During the initial flurry of appeals, the AMA joined 11 other medical organizations, including the American College of Obstetricians and Gynecologists, in filling an amicus brief (PDF) that urges the 5th U.S. Circuit Court of Appeals “to set aside the unprecedented opinion of the district court and preserve more than two decades of FDA approval and patient access to an exceptionally safe and important drug.”

The brief calls the decision one that is “demonstrably at odds with the facts” and “hostile” to patients.

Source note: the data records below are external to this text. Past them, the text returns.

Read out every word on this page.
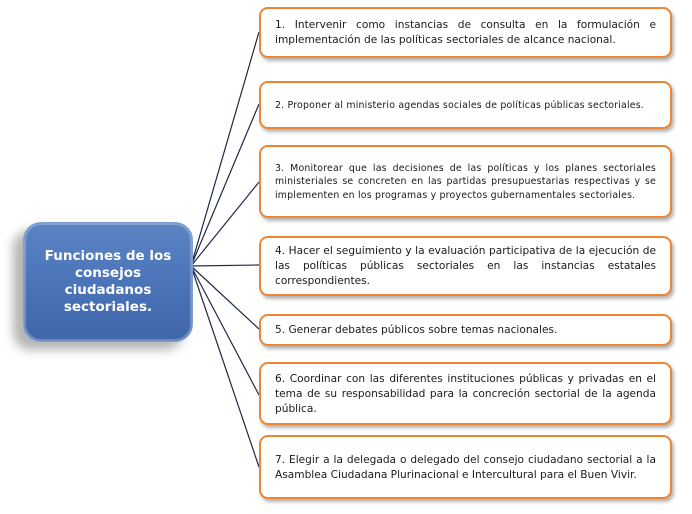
Funciones de los consejos ciudadanos sectoriales.
1. Intervenir como instancias de consulta en la formulación e implementación de las políticas sectoriales de alcance nacional.
2. Proponer al ministerio agendas sociales de políticas públicas sectoriales.
3. Monitorear que las decisiones de las políticas y los planes sectoriales ministeriales se concreten en las partidas presupuestarias respectivas y se implementen en los programas y proyectos gubernamentales sectoriales.
4. Hacer el seguimiento y la evaluación participativa de la ejecución de las políticas públicas sectoriales en las instancias estatales correspondientes.
5. Generar debates públicos sobre temas nacionales.
6. Coordinar con las diferentes instituciones públicas y privadas en el tema de su responsabilidad para la concreción sectorial de la agenda pública.
7. Elegir a la delegada o delegado del consejo ciudadano sectorial a la Asamblea Ciudadana Plurinacional e Intercultural para el Buen Vivir.
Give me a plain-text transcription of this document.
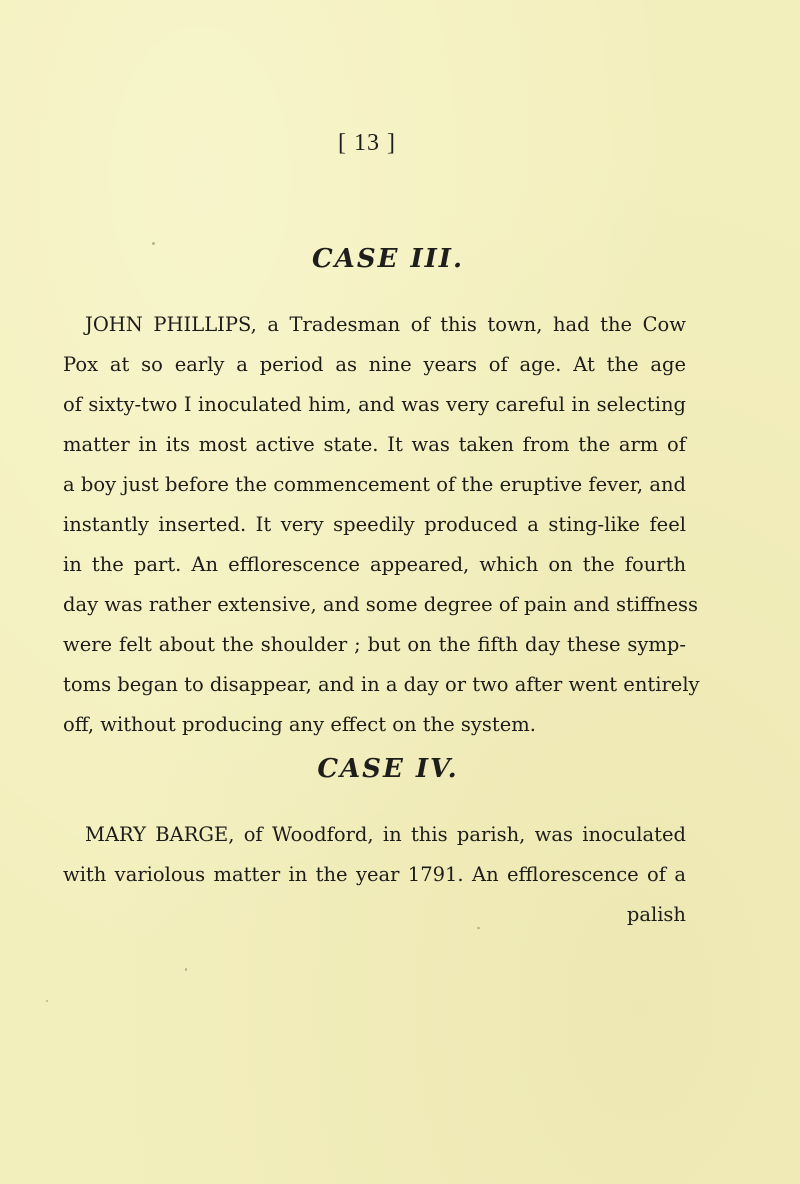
[ 13 ]
CASE III.
JOHN PHILLIPS, a Tradesman of this town, had the Cow
Pox at so early a period as nine years of age. At the age
of sixty-two I inoculated him, and was very careful in selecting
matter in its most active state. It was taken from the arm of
a boy just before the commencement of the eruptive fever, and
instantly inserted. It very speedily produced a sting-like feel
in the part. An efflorescence appeared, which on the fourth
day was rather extensive, and some degree of pain and stiffness
were felt about the shoulder ; but on the fifth day these symp-
toms began to disappear, and in a day or two after went entirely
off, without producing any effect on the system.
CASE IV.
MARY BARGE, of Woodford, in this parish, was inoculated
with variolous matter in the year 1791. An efflorescence of a
palish
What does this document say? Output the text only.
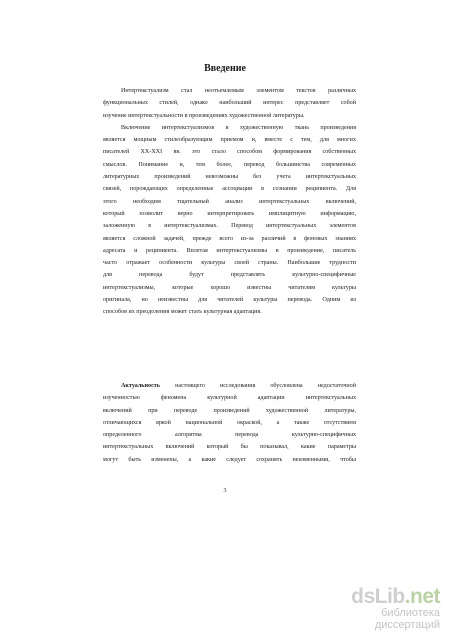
Введение
Интертекстуализм стал неотъемлемым элементом текстов различных
функциональных стилей, однако наибольший интерес представляет собой
изучение интертекстуальности в произведениях художественной литературы.
Включение интертекстуализмов в художественную ткань произведения
является мощным стилеобразующим приемом и, вместе с тем, для многих
писателей XX-XXI вв. это стало способом формирования собственных
смыслов. Понимание и, тем более, перевод большинства современных
литературных произведений невозможны без учета интертекстуальных
связей, порождающих определенные ассоциации в сознании реципиента. Для
этого необходим тщательный анализ интертекстуальных включений,
который позволит верно интерпретировать имплицитную информацию,
заложенную в интертекстуализмах. Перевод интертекстуальных элементов
является сложной задачей, прежде всего из-за различий в фоновых знаниях
адресата и реципиента. Вплетая интертекстуализмы в произведение, писатель
часто отражает особенности культуры своей страны. Наибольшие трудности
для перевода будут представлять культурно-специфичные
интертекстуализмы, которые хорошо известны читателям культуры
оригинала, но неизвестны для читателей культуры перевода. Одним из
способов их преодоления может стать культурная адаптация.
Актуальность настоящего исследования обусловлена недостаточной
изученностью феномена культурной адаптации интертекстуальных
включений при переводе произведений художественной литературы,
отличающихся яркой национальной окраской, а также отсутствием
определенного алгоритма перевода культурно-специфичных
интертекстуальных включений который бы показывал, какие параметры
могут быть изменены, а какие следует сохранять неизменными, чтобы
3
dsLib.net
библиотека диссертаций
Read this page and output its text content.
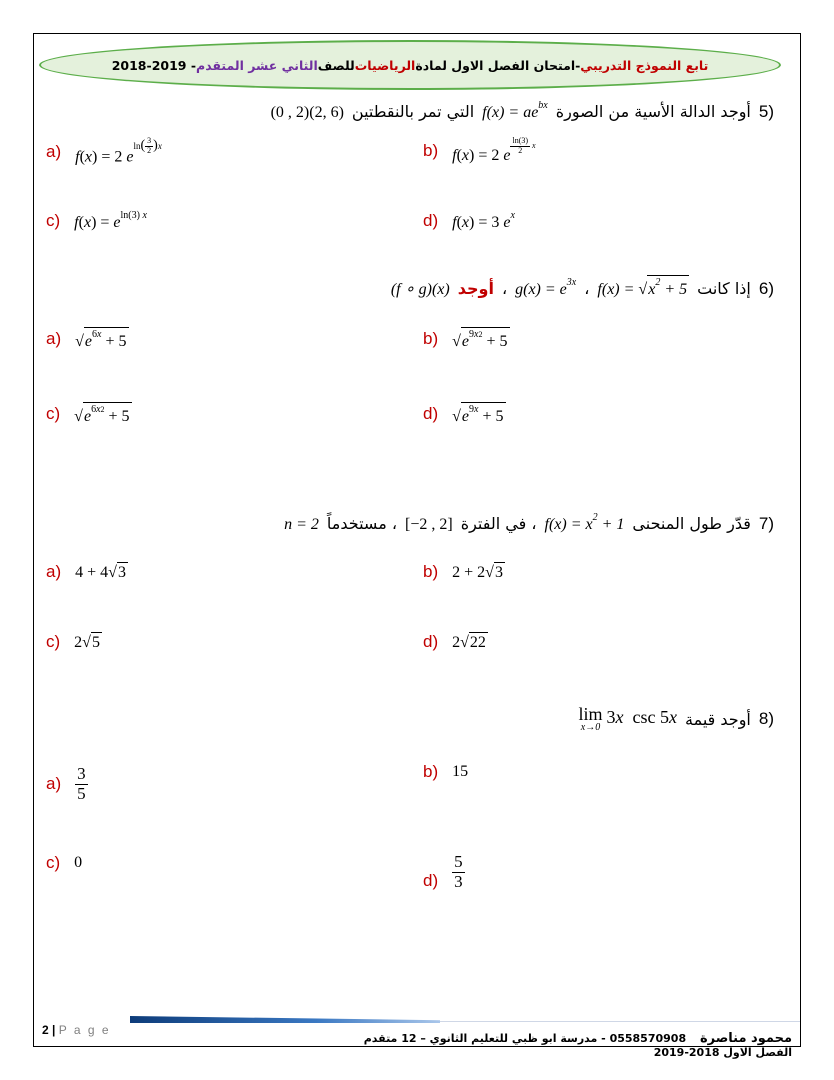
تابع النموذج التدريبي
-امتحان الفصل الاول لمادة
الرياضيات
للصف
الثاني عشر المتقدم
- 2018-2019
5)
أوجد الدالة الأسية من الصورة
$f(x) = ae^{bx}$
التي تمر بالنقطتين
(0 , 2)(2, 6)
a) f(x) = 2 $e^{ln ( \frac{3}{2} ) x}$	b) f(x) = 2 e
$^{\frac{\ln(3)}{2} x}$
c) $f(x) = e^{ln(3) x}$	d) f(x) = 3 $e^x$
6)
إذا كانت
$f(x) = √x^2 + 5$
،
$g(x) = e^{3x}$
،
أوجد
(f ∘ g)(x)
a) $√e^{6x} + 5$	b) $√e^{9x2} + 5$
c) $√e^{6x2} + 5$	d) $√e^{9x} + 5$
7)
قدّر طول المنحنى
$f(x) = x^2 + 1$
، في الفترة
[−2 , 2]
، مستخدماً
n = 2
a) 4 + 4√3	b) 2 + 2√3
c) 2√5	d) 2√22
8)
أوجد قيمة
lim
x→0
3x  csc 5x
$a) \frac{3}{5}$	b) 15
c) 0
$d) \frac{5}{3}$
2 | P a g e
محمود مناصرة 0558570908 - مدرسة ابو ظبي للتعليم الثانوي – 12 متقدم
الفصل الاول 2018-2019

The brief further tells the court that the order from the district judge in Texas was issued without an evidentiary hearing and that it disregards the “overwhelming body of evidence” that shows mifepristone is safe.

“The decision is rife with medically inappropriate assumptions and terminology,” the brief explains. “It relies on pseudoscience and on speculation, and adopts wholesale and without appropriate judicial inquiry the assertions of a small group of declarants who are ideologically opposed to abortion care and at odds with the overwhelming majority of the medical community and the FDA.”

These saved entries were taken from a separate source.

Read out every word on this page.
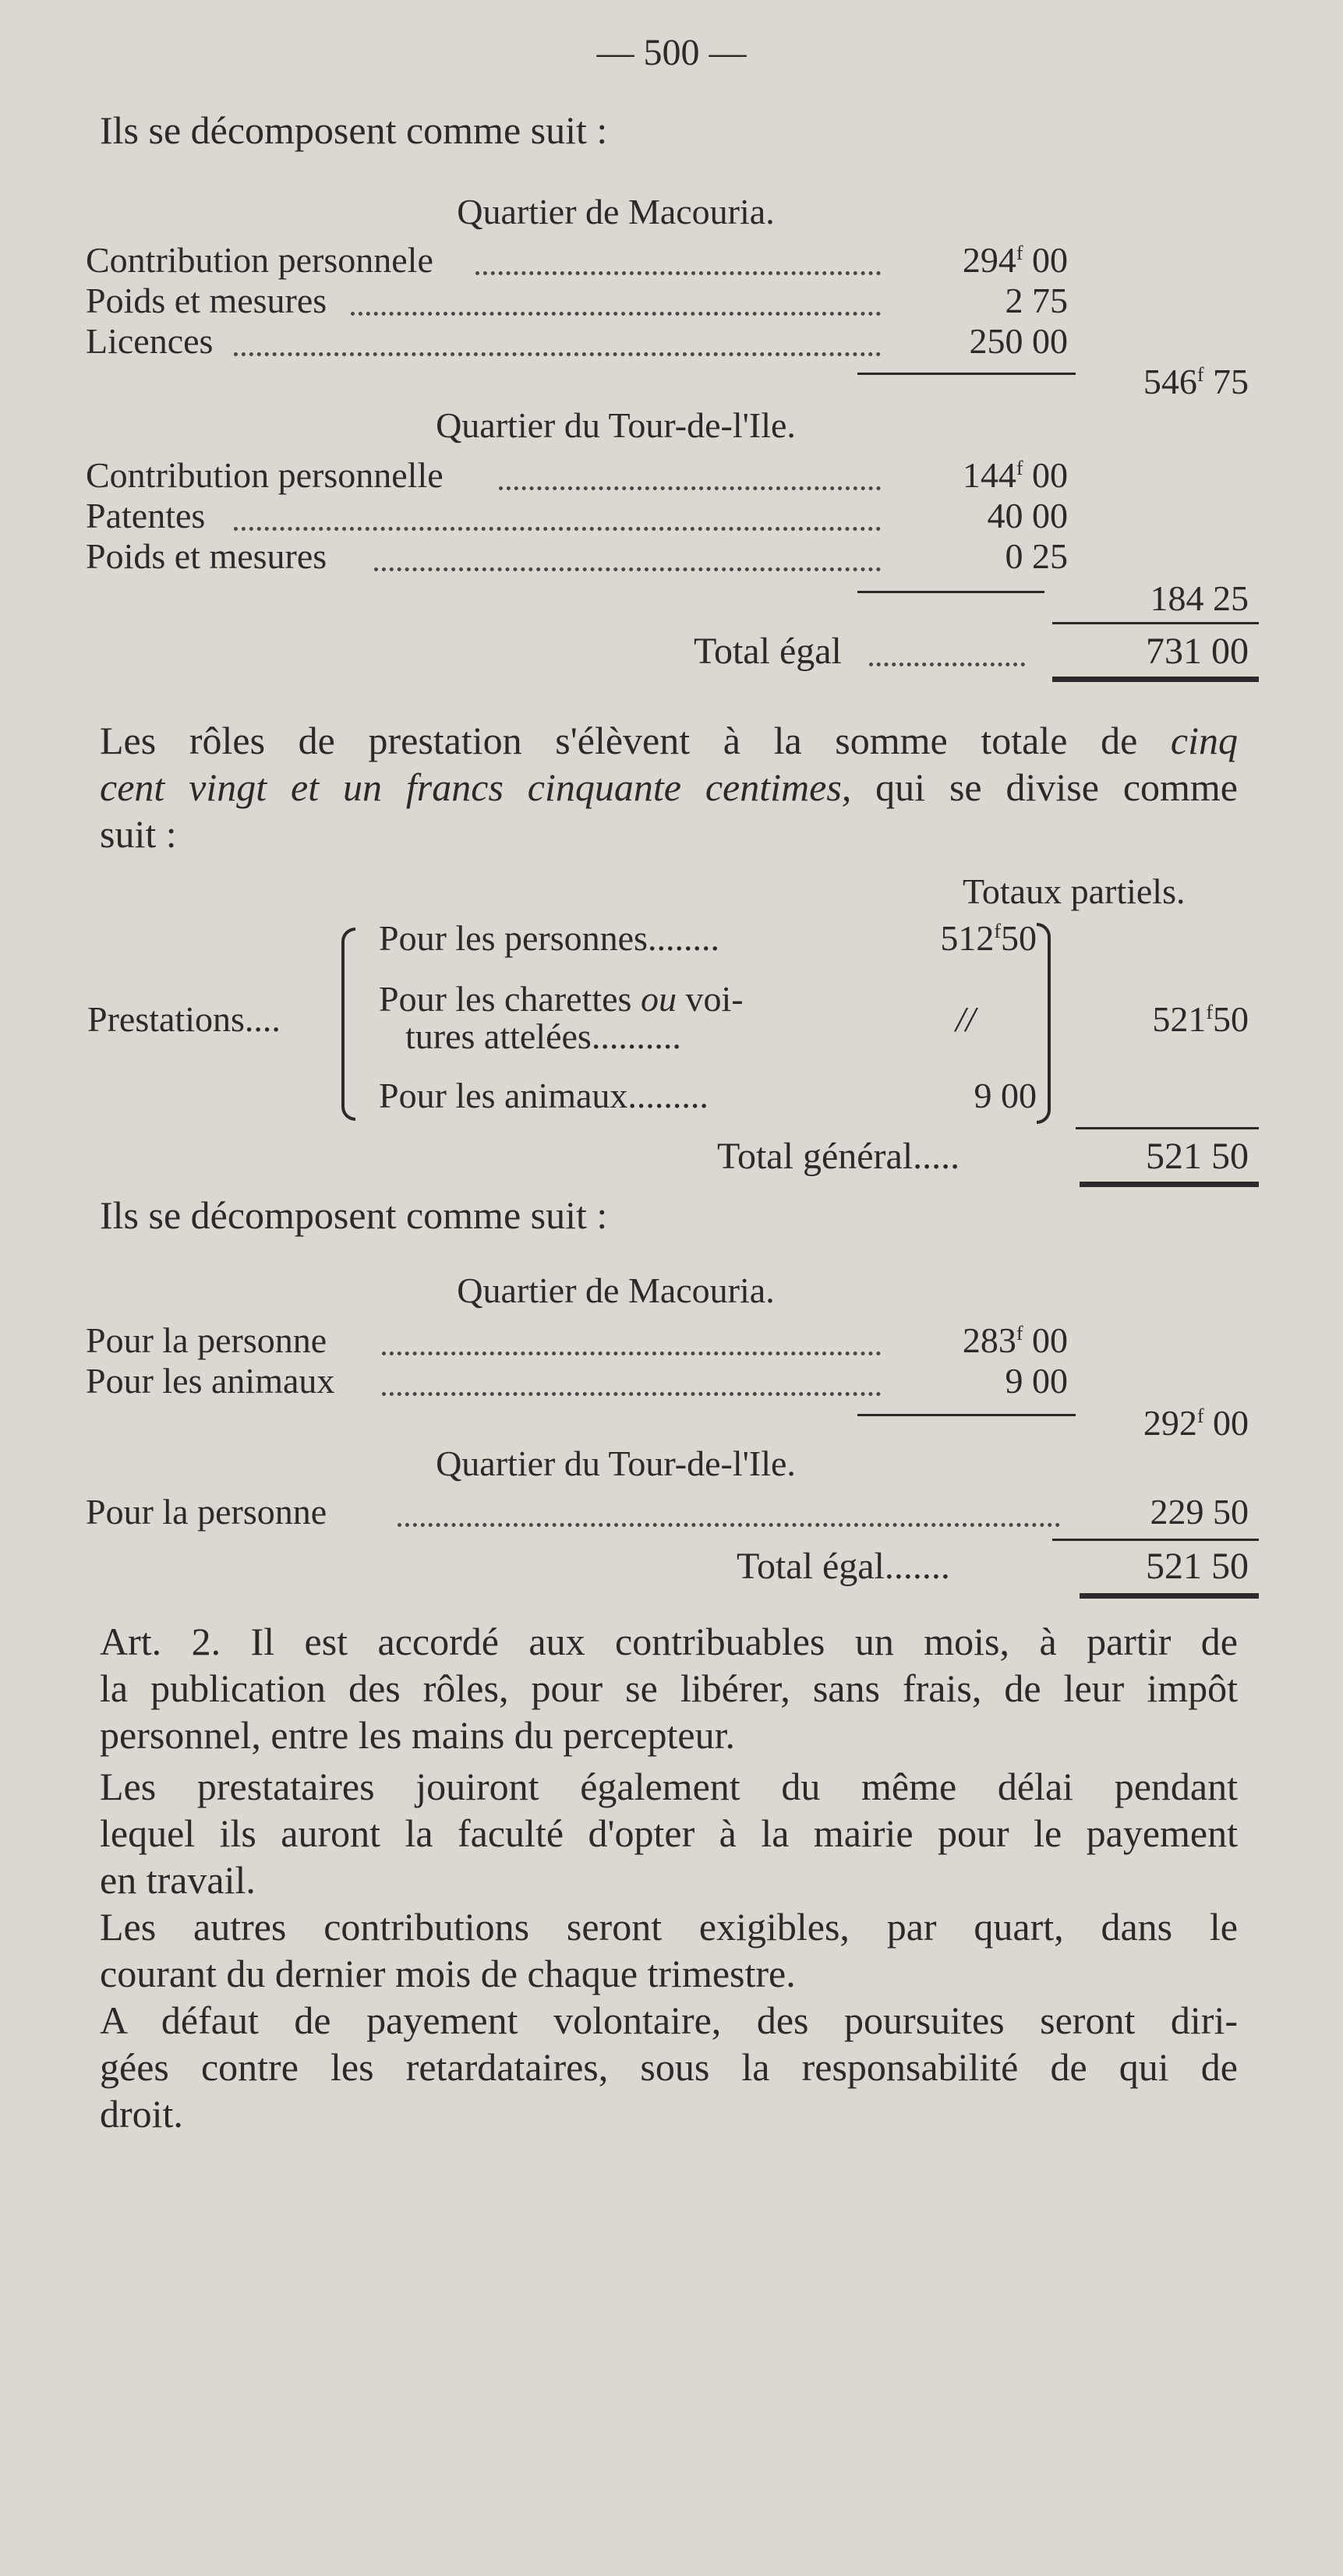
— 500 —
Ils se décomposent comme suit :
Quartier de Macouria.
Contribution personnele	294$^f$ 00
Poids et mesures	2 75
Licences	250 00
546$^f$ 75
Quartier du Tour-de-l'Ile.
Contribution personnelle	144$^f$ 00
Patentes	40 00
Poids et mesures	0 25
184 25
Total égal	731 00
Les rôles de prestation s'élèvent à la somme totale de cinq
cent vingt et un francs cinquante centimes, qui se divise comme
suit :
Totaux partiels.
Prestations....
Pour les personnes........	512$^f$50
Pour les charettes ou voi-
tures attelées..........	//
Pour les animaux.........	9 00
521$^f$50
Total général.....	521 50
Ils se décomposent comme suit :
Quartier de Macouria.
Pour la personne	283$^f$ 00
Pour les animaux	9 00
292$^f$ 00
Quartier du Tour-de-l'Ile.
Pour la personne	229 50
Total égal.......	521 50
Art. 2. Il est accordé aux contribuables un mois, à partir de
la publication des rôles, pour se libérer, sans frais, de leur impôt
personnel, entre les mains du percepteur.
Les prestataires jouiront également du même délai pendant
lequel ils auront la faculté d'opter à la mairie pour le payement
en travail.
Les autres contributions seront exigibles, par quart, dans le
courant du dernier mois de chaque trimestre.
A défaut de payement volontaire, des poursuites seront diri-
gées contre les retardataires, sous la responsabilité de qui de
droit.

Meanwhile, attorneys general in 17 states and the District of Columbia in February filed a lawsuit (PDF) in the U.S. District Court for the Eastern District of Washington that seeks to make mifepristone easier to access by challenging some FDA restrictions on the medication.

Less than an hour after the district court ruling in Texas April 7, a federal judge in Washington state ruled the FDA could not restrict access of mifepristone in the jurisdictions that were part of the lawsuit in his court.

The conflicting rulings from the district courts in Texas and Washington could raise the likelihood that the matter will return to the U.S. Supreme Court. Often, the nation’s highest court is likelier to weigh in on cases when rulings at the circuit court level are at odds with one another. At the time of this publication, the Washington judge’s ruling had not been appealed to the 9th U.S. Circuit Court of Appeals.